The ratings we didn't show

Essay · 2026

We ran a multivariate experiment on GoFood banner ads to figure out why nobody clicked the self-serve ones. Self-serve banners were pulling a CTR of 0.05–0.1%. Sales-assisted banners, which were more customizable, sat around 1–2%. That gap was bleeding merchants — they'd spend money on a banner, see no return, and churn. Fewer merchants meant fewer banners meant less relevance, which is a vicious cycle you can watch happen in the numbers.

Card sorting with a customer panel told us what people actually cared about when they decided to click: promo details first, then ratings and reviews for social proof, then image quality as a stand-in for food quality. So we built six treatments testing combinations of discount details, restaurant rating, and design changes that pushed the promo up the visual hierarchy. Treatments 2 and 5 won. Hypothesis validated — show people the discount clearly, emphasize it in the layout, and they click more.

Then the data showed us something I hadn't asked for.

Rating only helped when the rating was good

Adding the restaurant rating to a banner lifted CTR — but only for restaurants that already had a good rating. For the ones with mediocre or bad ratings, showing the number did nothing, or worse. Which, stated plainly, is obvious in hindsight.
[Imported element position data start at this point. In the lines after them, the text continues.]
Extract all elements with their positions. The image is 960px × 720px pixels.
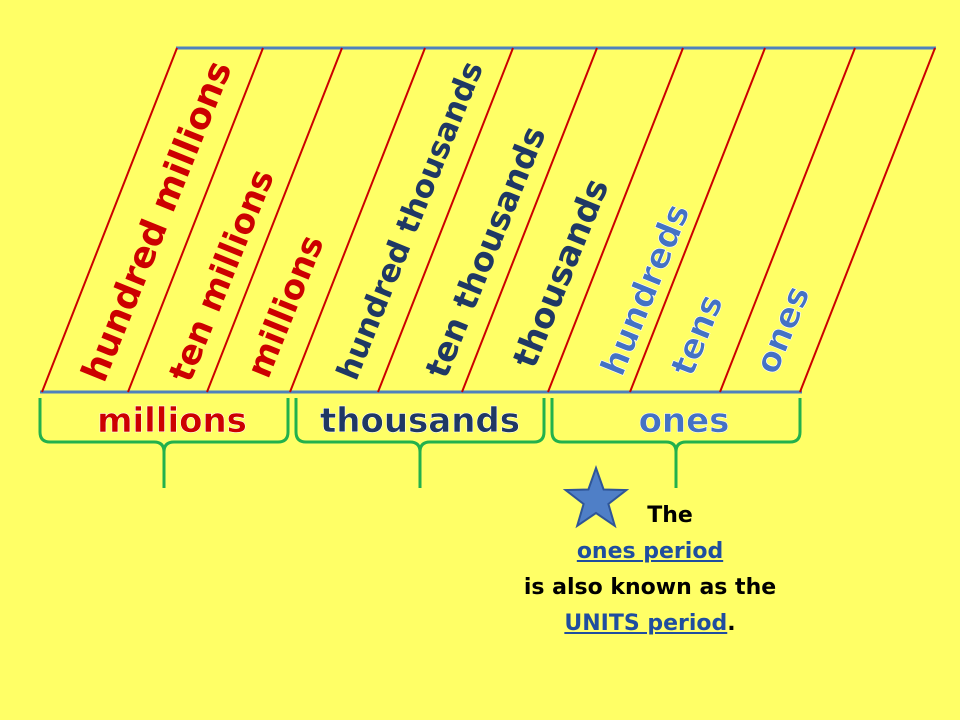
- period-label-thousands: thousands: [320, 401, 520, 441]
- place-label-tens: tens: [663, 289, 731, 382]
- column-separator: [41, 47, 178, 393]
- note-ones-period-link[interactable]: ones period: [576, 539, 724, 564]
- note-line-3: is also known as the: [523, 575, 777, 600]
- column-separator: [799, 47, 936, 393]
- note-line-1: The: [647, 503, 693, 528]
- note-units-period-link[interactable]: UNITS period: [564, 611, 728, 636]
- chart-lines: [40, 46, 936, 394]
- column-separator: [629, 47, 766, 393]
- column-separator: [461, 47, 598, 393]
- column-separator: [547, 47, 684, 393]
- period-brackets: [38, 398, 802, 488]
- column-separator: [127, 47, 264, 393]
- bracket-millions: [38, 398, 290, 488]
- column-separator: [719, 47, 856, 393]
- period-labels: millions thousands ones: [97, 401, 730, 442]
- bracket-thousands: [294, 398, 546, 488]
- period-label-millions: millions: [97, 401, 247, 441]
- column-separator: [377, 47, 514, 393]
- ones-period-note: The ones period is also known as the UNI…: [500, 498, 800, 642]
- note-period-suffix: .: [727, 611, 736, 636]
- star-icon: [562, 464, 630, 529]
- period-label-ones: ones: [639, 401, 730, 441]
- bracket-ones: [550, 398, 802, 488]
- column-separator: [206, 47, 343, 393]
- place-label-millions: millions: [239, 229, 332, 383]
- column-separator: [289, 47, 426, 393]
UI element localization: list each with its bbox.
Of course people click more when they see 4.7 stars and less when they see 3.1. Nobody orders from the banner bragging about being mediocre.
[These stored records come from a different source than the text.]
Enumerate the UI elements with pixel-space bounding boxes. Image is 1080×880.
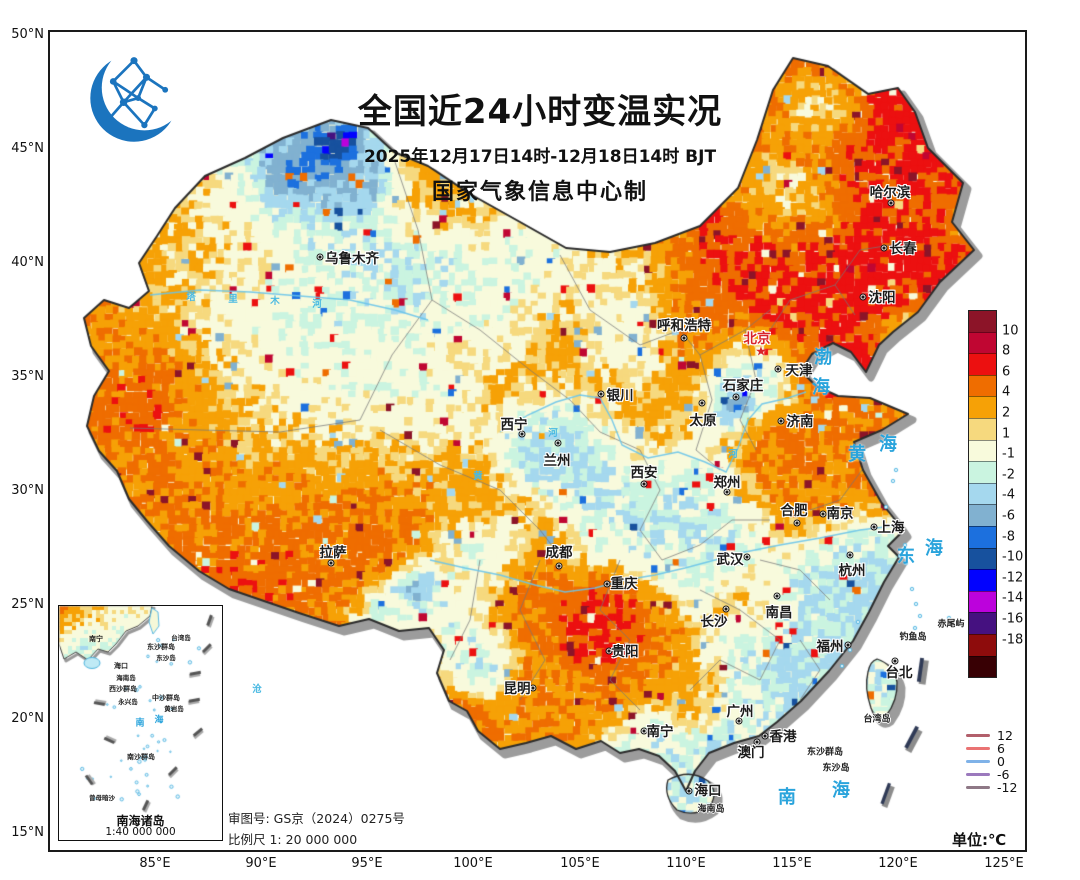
colorbar-block-7	[969, 461, 996, 483]
colorbar-block-16	[969, 655, 996, 678]
colorbar-block-8	[969, 482, 996, 505]
colorbar-block-11	[969, 547, 996, 570]
unit-label: 单位:℃	[952, 831, 1007, 849]
map-scale: 比例尺 1: 20 000 000	[228, 832, 358, 847]
map-license-number: 审图号: GS京（2024）0275号	[228, 811, 405, 826]
colorbar-block-14	[969, 612, 996, 634]
colorbar-block-10	[969, 525, 996, 548]
map-title: 全国近24小时变温实况	[357, 92, 723, 132]
inset-scale: 1:40 000 000	[105, 826, 176, 838]
colorbar-block-12	[969, 569, 996, 591]
inset-caption: 南海诸岛	[116, 814, 165, 828]
colorbar-block-13	[969, 590, 996, 613]
map-credit: 国家气象信息中心制	[431, 180, 648, 205]
colorbar-block-15	[969, 633, 996, 656]
colorbar-block-3	[969, 374, 996, 397]
title-block: 全国近24小时变温实况 2025年12月17日14时-12月18日14时 BJT…	[290, 84, 790, 206]
map-subtitle: 2025年12月17日14时-12月18日14时 BJT	[363, 147, 717, 167]
colorbar-block-2	[969, 353, 996, 375]
nmic-logo-icon	[73, 44, 195, 148]
temperature-colorbar	[968, 310, 997, 679]
colorbar-block-4	[969, 396, 996, 418]
colorbar-block-1	[969, 331, 996, 354]
colorbar-block-5	[969, 417, 996, 440]
colorbar-block-9	[969, 504, 996, 526]
colorbar-block-6	[969, 439, 996, 462]
colorbar-block-0	[969, 311, 996, 332]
But sit with what that finding actually hands you as a design lever. The CTR-optimal move is now completely clear: show the rating when it's high, hide it when it's low. You'd get the click-through lift on the good restaurants and stop suppressing clicks on the bad ones. Every metric on the dashboard I was responsible for — CTR, merchant retention, ad revenue — points the same direction. Show good ratings, hide bad ones. It's not even a hard build. It's a conditional.

And it's the wrong thing to do.

What "optimal" was actually optimizing

If we hide the rating whenever it's bad, here's what we've built: a system that shows a credibility signal specifically to the users it will mislead. The whole reason ratings lift CTR is that people read them as an honest quality signal — "others vetted this, it's safe to try something new." The moment we only show that signal when it flatters the restaurant, we've turned an honest cue into a sales tactic. The user thinks the absence of a rating is neutral. It isn't. It's now a tell we're deliberately hiding.
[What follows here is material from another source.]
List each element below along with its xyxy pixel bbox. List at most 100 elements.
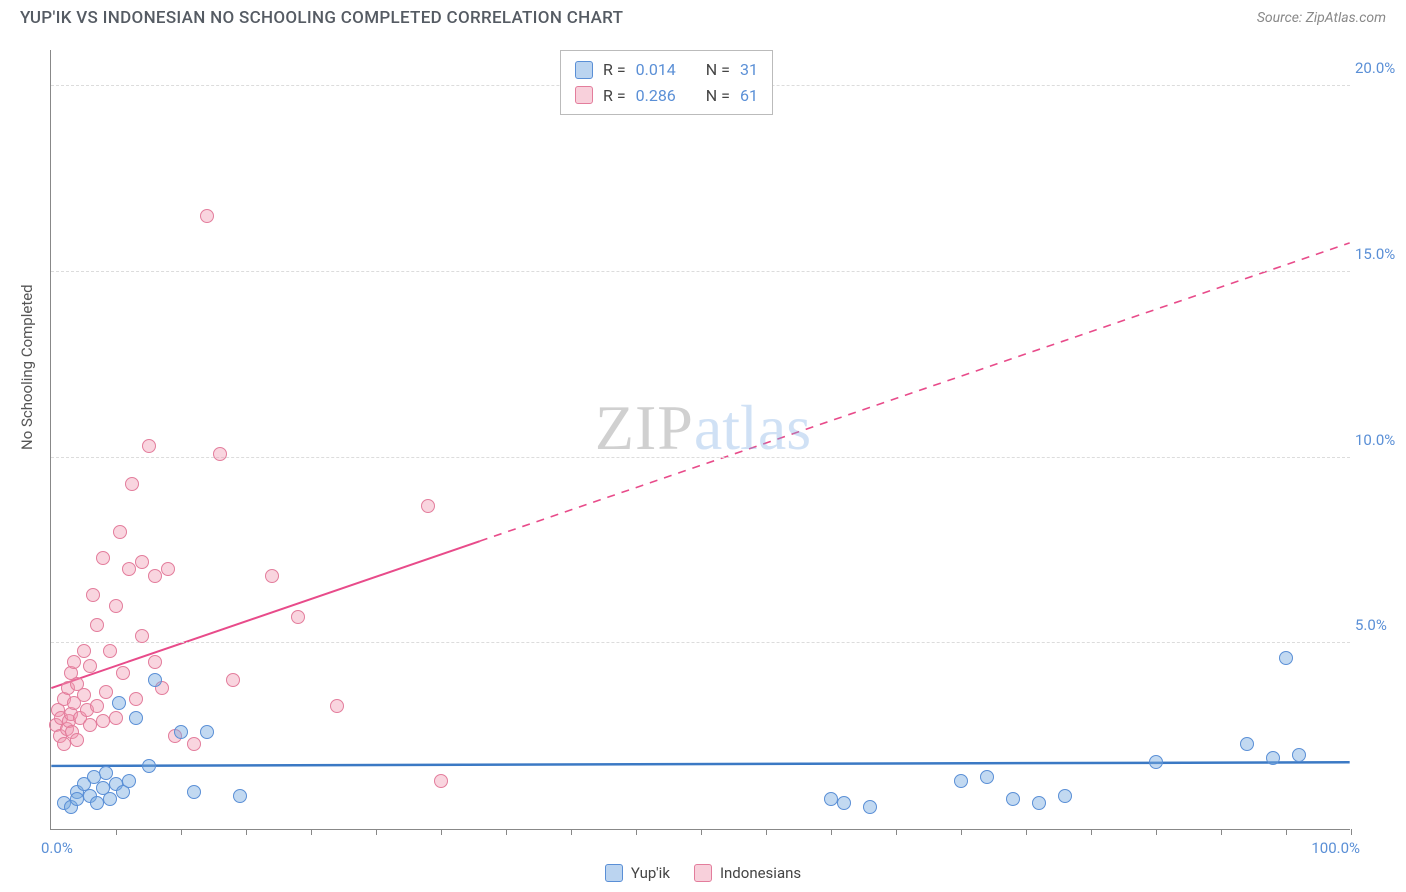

The person who clicks a banner because it doesn't show a bad rating has been worked. They order from a place they'd have skipped if we'd been straight with them, they get a mediocre meal, and the trust that made ratings valuable in the first place erodes a little. Do that at ~30 million MAU scale and you're not running an experiment anymore, you're systematically degrading the one signal users rely on to try new restaurants. CTR goes up this quarter. The thing that made CTR possible goes down over time.

Gojek's own ads principles — the ones we'd written and hung on the wall — said ads should be honest: clearly communicate the value proposition. Hiding bad ratings fails that on its face. It's the exact behavior the principle exists to stop, dressed up as a performance win.

The harder question, and where I left it

So we didn't ship conditional-rating. But the honest version of this essay admits the decision wasn't clean, because "don't manipulate the rating display" doesn't answer the real question the experiment raised: what do you show for a restaurant with a genuinely bad rating?

That merchant is paying for the banner too. If ratings only help the good restaurants, then ratings as a lever only serve half the market, and the low-rated half is exactly the half that most needs a reason to be clicked. Dropping the rating for them isn't dishonest — you're not hiding a number you'd otherwise show, you're just not leading with it — but it does leave you looking for another credibility signal that isn't a lie.

So that became the actual design problem: what else provides social proof besides a raw rating? We kept iterating and found one that held up — "ordered X times by people near you." It's real, it's verifiable, and it doesn't collapse into a manipulation the second the underlying number is unflattering.

What I took from it

The finding that looks like a free win is the one to be suspicious of. "Rating only helps when it's good" arrived dressed as an optimization — a clean conditional that lifts every metric I was measured on. It was actually an ethics question wearing an analytics result, and the tell was that the CTR-optimal move required me to hide information from users to get it.

I've started treating that as a flag. When the highest-performing variant is the one that shows people less, or shows them a signal only when it's convenient, the metric isn't wrong — CTR really would go up — but the metric has stopped measuring what I wanted it to. The right call cost us some CTR on the low-rated merchants. I'll take a slightly worse number over a signal I've quietly taught users they can't trust.

This decision comes from the GoFood banner CTR experiment.